If the experience is only an endurance contest or is felt as significantly punishing and depriving, they may learn some useful behaviors (which they could do in a traditional hospital in- patient setting) but they cannot relax into this Homecoming and cannot reach their roots or discover their spiritual nature and capacities. If the experience is too easy, however, similar to a summer camp episode, they may learn some camping and social skills and some natural history, but they will not pop out of their suburban behaviors and assumptions to experience the deeper realities offered them by the wilderness. 

The youngsters must also feel confidence in their adult leaders. The leaders need to communicate wisdom in the ways of woods and of young humans, be firmly in control of the situation, warmly nurturing, and dedicated to the well-being and good teaching of their young charges. 

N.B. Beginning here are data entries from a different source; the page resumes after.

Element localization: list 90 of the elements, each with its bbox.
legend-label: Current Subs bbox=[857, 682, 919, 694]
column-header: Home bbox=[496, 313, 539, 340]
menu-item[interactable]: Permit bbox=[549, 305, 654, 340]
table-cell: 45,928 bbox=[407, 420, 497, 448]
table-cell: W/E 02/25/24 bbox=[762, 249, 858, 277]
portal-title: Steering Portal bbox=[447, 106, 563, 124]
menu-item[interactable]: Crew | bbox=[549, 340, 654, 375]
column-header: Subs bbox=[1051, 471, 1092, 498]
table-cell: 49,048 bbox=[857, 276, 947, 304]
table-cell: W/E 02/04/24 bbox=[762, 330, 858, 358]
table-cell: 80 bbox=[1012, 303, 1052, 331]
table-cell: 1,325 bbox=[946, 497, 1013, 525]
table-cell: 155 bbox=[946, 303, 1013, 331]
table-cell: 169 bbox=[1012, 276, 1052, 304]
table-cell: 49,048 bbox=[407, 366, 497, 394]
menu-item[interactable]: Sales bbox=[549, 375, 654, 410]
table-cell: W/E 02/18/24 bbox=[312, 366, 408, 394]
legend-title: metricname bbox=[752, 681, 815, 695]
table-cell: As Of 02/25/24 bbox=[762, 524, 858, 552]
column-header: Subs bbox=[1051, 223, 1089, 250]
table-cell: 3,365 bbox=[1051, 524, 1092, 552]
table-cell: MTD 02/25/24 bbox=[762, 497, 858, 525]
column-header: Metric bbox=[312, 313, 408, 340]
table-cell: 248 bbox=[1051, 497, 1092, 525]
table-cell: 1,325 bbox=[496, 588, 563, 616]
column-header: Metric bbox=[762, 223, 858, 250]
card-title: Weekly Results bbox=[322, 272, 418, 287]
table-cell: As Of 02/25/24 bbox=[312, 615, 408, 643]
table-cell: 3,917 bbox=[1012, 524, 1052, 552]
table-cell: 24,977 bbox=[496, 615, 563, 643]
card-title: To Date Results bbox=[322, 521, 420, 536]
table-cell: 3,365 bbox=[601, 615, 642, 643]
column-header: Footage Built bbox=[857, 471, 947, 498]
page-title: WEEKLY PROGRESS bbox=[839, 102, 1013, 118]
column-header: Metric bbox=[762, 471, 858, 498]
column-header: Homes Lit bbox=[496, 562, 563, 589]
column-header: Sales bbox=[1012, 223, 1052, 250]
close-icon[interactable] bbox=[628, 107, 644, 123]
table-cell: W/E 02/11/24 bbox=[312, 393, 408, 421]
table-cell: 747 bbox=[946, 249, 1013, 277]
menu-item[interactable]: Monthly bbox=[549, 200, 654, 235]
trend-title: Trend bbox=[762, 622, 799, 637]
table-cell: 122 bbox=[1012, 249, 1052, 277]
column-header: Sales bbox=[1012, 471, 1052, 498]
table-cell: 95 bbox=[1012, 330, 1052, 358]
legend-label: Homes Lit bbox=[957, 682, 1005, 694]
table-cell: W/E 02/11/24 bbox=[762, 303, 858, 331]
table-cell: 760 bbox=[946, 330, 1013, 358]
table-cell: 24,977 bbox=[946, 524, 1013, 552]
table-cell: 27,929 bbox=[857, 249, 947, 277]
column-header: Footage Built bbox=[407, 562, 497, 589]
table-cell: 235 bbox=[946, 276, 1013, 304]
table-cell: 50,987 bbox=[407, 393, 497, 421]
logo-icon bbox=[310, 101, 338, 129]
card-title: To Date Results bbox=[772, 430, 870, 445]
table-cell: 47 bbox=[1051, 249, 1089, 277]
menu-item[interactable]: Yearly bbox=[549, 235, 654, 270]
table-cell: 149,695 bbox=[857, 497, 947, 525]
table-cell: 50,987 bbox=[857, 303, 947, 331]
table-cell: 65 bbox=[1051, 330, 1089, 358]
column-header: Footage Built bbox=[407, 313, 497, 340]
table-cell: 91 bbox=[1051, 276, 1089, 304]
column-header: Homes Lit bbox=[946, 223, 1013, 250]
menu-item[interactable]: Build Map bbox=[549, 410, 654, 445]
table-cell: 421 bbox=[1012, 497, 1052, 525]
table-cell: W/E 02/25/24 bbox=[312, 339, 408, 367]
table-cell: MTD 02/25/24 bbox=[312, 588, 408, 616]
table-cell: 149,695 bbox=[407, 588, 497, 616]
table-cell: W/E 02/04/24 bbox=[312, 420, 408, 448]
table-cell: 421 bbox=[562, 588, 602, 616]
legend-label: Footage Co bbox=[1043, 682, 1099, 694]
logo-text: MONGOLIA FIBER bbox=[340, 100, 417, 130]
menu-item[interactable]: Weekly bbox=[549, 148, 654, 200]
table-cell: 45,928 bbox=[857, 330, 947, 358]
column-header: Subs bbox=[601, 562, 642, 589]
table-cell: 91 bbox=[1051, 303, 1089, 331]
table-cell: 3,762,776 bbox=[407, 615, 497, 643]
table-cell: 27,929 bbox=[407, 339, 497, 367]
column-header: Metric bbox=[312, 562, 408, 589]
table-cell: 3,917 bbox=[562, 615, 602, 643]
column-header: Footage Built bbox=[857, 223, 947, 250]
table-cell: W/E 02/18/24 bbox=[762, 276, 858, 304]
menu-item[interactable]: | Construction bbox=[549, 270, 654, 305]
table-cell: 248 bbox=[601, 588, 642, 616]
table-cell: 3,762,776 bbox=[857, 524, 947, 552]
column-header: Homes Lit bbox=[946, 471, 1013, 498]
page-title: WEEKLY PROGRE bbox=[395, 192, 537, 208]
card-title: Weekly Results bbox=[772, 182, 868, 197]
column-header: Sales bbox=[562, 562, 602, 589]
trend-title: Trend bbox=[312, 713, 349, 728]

But beyond the human safety and environmental familiarity “secure” does not mean “safe,” exactly, for life in the wilderness and in the inner emotional/archetypal world never is wholly safe. Rather, it becomes embraced in a wilderness setting which becomes familiar and manageable, just as the youngsters’ inner lives are explored, made conscious, their currents identified, and tools for understanding and managing are learned. 

They learn to draw analogies: camping alone on a darkening, damp Oregon evening by a huge ancient fir amid the myriad small but now known and no longer frightening noises of twilight forest, kindling a fire, making light and warmth and a source of hot, nutritious food is a powerful experience. It is also virtually identical to the process of remembering, say, early sexual abuse and exploring later depression and self-destructive teen-years attitudes and behaviors, coming to understand how those things relate to each other, and how one can manage one’s life in new ways that are warm and nurturing rather than coldly, frighteningly self-destructive. In both cases it is the mastery of the darkness, using new knowledge and available resources to make light and safety. 

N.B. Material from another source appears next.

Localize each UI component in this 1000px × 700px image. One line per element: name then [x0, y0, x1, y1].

These young adventurers into the dimly known have done the outer work of coping adequately with the wilderness environment. They also completed the inner work of nurturing that personal adult flame of consciousness which enables us to see and manage and to usefully employ those inner forces which are our gift from our eons-long heritage as natural, spiritual beings. As they gain these mastery in these areas, many of the young people on our trips come to feel not only more confident, but more truly safe than they have felt for years, for now their safety is consciously in their own hands. 

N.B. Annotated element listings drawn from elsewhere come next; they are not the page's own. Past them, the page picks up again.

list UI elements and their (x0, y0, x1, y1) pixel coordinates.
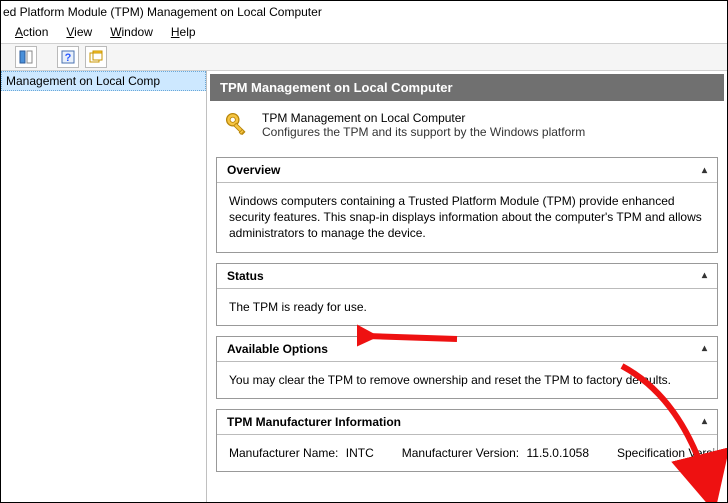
tree-item-tpm-management[interactable]: Management on Local Comp (1, 71, 206, 91)
panel-status-body: The TPM is ready for use. (217, 289, 717, 325)
mfr-version-label: Manufacturer Version: (402, 446, 519, 460)
toolbar-button-properties[interactable] (15, 46, 37, 68)
title-bar: ed Platform Module (TPM) Management on L… (1, 1, 727, 23)
window-title: ed Platform Module (TPM) Management on L… (3, 5, 322, 19)
mfr-name-value: INTC (346, 446, 374, 460)
panel-options-title: Available Options (227, 342, 328, 356)
key-icon (224, 111, 252, 139)
menu-help[interactable]: HelpHelp (171, 25, 196, 39)
panel-options-body: You may clear the TPM to remove ownershi… (217, 362, 717, 398)
menu-window[interactable]: WindowWindow (110, 25, 153, 39)
panel-mfr-title: TPM Manufacturer Information (227, 415, 401, 429)
collapse-icon: ▴ (702, 416, 707, 427)
panel-mfr-header[interactable]: TPM Manufacturer Information ▴ (217, 410, 717, 435)
toolbar-button-help[interactable]: ? (57, 46, 79, 68)
window-frame: ed Platform Module (TPM) Management on L… (0, 0, 728, 503)
collapse-icon: ▴ (702, 343, 707, 354)
collapse-icon: ▴ (702, 270, 707, 281)
hero: TPM Management on Local Computer Configu… (210, 101, 724, 153)
content-header: TPM Management on Local Computer (210, 74, 724, 101)
panel-overview-header[interactable]: Overview ▴ (217, 158, 717, 183)
menu-action[interactable]: AActionction (15, 25, 48, 39)
hero-line2: Configures the TPM and its support by th… (262, 125, 585, 139)
body: Management on Local Comp TPM Management … (1, 71, 727, 502)
hero-text: TPM Management on Local Computer Configu… (262, 111, 585, 139)
panel-overview-title: Overview (227, 163, 280, 177)
menu-bar: AActionction ViewView WindowWindow HelpH… (1, 23, 727, 43)
panel-overview: Overview ▴ Windows computers containing … (216, 157, 718, 253)
panel-status: Status ▴ The TPM is ready for use. (216, 263, 718, 326)
panel-options-header[interactable]: Available Options ▴ (217, 337, 717, 362)
svg-text:?: ? (65, 52, 72, 64)
toolbar-button-new-window[interactable] (85, 46, 107, 68)
panel-available-options: Available Options ▴ You may clear the TP… (216, 336, 718, 399)
tree-item-label: Management on Local Comp (6, 74, 160, 88)
tree-pane: Management on Local Comp (1, 71, 207, 502)
mfr-version-value: 11.5.0.1058 (526, 446, 589, 460)
panel-mfr-body: Manufacturer Name: INTC Manufacturer Ver… (217, 435, 717, 471)
panel-manufacturer: TPM Manufacturer Information ▴ Manufactu… (216, 409, 718, 472)
panel-status-title: Status (227, 269, 264, 283)
collapse-icon: ▴ (702, 165, 707, 176)
panel-status-header[interactable]: Status ▴ (217, 264, 717, 289)
menu-view[interactable]: ViewView (66, 25, 92, 39)
panel-overview-body: Windows computers containing a Trusted P… (217, 183, 717, 252)
hero-line1: TPM Management on Local Computer (262, 111, 585, 125)
toolbar: ? (1, 43, 727, 71)
mfr-name-label: Manufacturer Name: (229, 446, 338, 460)
content-header-title: TPM Management on Local Computer (220, 80, 453, 95)
spec-version-label: Specification Version: (617, 446, 727, 460)
content-pane: TPM Management on Local Computer TPM Man… (207, 71, 727, 502)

Finally, to be fully effective, such programs must provide education and counseling which enable their clients to become aware of just what it is that they are experiencing, to reflect on it, and to consider how to apply it to their future lives. An experience of required behavior change is helpful. Far more helpful is an experience of self-understanding, based on new knowledge and insight leading the intentional choice of taking personal responsibility. Thus, mastering life in the wilderness can provide the keys to mastering life in modern society, but only if the participant is guided toward understanding how to use those keys. 

The effects of adolescent wilderness experience make clear the underlying value to our culture of wild areas, which is less obvious in adult recreational use. Wilderness has the potential to provide a kind of essential healing, through a partial return to our natural human eco-niche, that cannot be provided in any other way. Wild areas have other important uses; preserving habitats, species, and healthy aquatic systems. Yet it is essential for their long-range preservation that our culture fully grasp just how meaningful they are for humans, too: not just for recreation, but for kinds of basic healing and renewal that are vital to our success as a human community.